Os Habitantes de Nazaré Notam a Transformação de Maria


      

     Não levou muito tempo para que todos em Nazaré começassem a comentar a transformação que se operava em Maria. Viam muitas vezes a jovem dirigir-se para lugares sossegados, demonstrando inexplicável predileção pela solidão, em vez de procurar divertir-se com as amigas e usufruir da companhia do noivo. Todavia, a sua melancolia não era das que costumam irritar o observador. Ao contrário, parecia irradiar notas melodiosas de uma canção, as quais ressoavam nos corações das pessoas, enchendo-as de estranha alegria.

      Todos se sentiam mais felizes em sua presença. Porém, em outros momentos, tinha-se a impressão de que a sua companhia causava certa inquietude. Todos achavam que era preferível não olhar em seus olhos. Até mesmo a mãe se sentia estranhamente perturbada quando a via sair do quarto pela manhã. Nessas ocasiões, parecia que um véu de luz envolvia a jovem, e o brilho que refletia em seus olhos parecia ter algo de celestial.
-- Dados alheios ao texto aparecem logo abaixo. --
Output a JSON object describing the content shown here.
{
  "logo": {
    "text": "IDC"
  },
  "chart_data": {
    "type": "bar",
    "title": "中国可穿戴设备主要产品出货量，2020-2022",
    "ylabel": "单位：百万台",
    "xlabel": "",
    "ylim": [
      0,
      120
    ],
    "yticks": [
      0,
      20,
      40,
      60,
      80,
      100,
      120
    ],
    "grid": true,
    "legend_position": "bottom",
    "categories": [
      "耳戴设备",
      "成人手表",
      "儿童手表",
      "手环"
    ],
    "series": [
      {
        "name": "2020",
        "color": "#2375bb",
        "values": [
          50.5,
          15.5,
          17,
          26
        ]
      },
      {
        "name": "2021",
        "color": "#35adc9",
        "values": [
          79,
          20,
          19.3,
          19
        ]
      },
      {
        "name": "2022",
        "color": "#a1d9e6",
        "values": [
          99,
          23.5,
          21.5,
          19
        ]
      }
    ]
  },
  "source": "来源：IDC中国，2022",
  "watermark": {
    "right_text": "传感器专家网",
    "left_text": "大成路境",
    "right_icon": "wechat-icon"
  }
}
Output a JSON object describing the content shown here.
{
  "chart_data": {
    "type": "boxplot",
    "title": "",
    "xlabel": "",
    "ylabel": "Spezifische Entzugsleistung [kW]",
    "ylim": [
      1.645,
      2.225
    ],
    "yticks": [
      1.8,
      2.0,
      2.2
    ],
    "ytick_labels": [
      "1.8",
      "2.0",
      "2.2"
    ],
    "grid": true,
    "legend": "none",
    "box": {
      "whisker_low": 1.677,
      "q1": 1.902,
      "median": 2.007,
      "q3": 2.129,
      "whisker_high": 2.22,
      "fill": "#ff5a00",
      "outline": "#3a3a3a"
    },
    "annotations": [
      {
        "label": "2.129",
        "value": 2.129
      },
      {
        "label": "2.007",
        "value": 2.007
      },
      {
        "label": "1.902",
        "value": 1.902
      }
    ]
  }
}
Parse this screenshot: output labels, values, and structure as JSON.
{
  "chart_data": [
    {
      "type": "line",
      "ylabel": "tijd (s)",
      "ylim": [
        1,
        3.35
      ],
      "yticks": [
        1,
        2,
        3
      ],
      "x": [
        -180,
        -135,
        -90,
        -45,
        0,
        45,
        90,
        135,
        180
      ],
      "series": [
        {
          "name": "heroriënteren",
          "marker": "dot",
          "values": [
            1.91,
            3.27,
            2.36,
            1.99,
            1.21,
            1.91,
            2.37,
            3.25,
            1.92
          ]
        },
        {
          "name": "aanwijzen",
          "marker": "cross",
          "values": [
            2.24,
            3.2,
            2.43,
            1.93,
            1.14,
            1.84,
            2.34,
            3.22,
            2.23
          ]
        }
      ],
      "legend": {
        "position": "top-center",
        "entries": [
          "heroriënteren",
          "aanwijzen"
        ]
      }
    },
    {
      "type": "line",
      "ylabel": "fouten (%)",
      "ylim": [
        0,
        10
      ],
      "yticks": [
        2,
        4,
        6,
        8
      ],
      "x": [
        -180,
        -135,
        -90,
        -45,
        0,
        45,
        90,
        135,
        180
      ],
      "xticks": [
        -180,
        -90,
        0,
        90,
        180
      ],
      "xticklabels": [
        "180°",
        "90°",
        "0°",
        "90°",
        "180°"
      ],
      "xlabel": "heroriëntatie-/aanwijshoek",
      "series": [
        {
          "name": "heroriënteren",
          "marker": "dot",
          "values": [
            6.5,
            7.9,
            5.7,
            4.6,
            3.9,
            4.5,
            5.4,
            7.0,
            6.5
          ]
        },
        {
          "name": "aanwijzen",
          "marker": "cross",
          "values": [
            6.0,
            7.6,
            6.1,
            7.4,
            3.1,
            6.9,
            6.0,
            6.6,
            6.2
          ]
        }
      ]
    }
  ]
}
      Vendo-a assim uma manhã, perguntou-lhe a mãe, com a voz trêmula, dominando a emoção:

      — Maria, minha filha, tu me pareces muito estranha. Por amor de Deus, diz-me o que foi que aconteceu?

      — Não sei o que a senhora quer dizer com isso, mamãe.

— Como não sabes, Maria? Dás a impressão de que um anjo está andando à tua volta. Até parece que lhe ouço o bater das asas.

— Deus deixou que Sua graça caísse sobre mim, mamãe — respondeu Maria com simplicidade e sem constrangimento.

— Nós todos temos a graça de Deus, assim penso — retrucou Hannah, lançando um olhar penetrante para a filha.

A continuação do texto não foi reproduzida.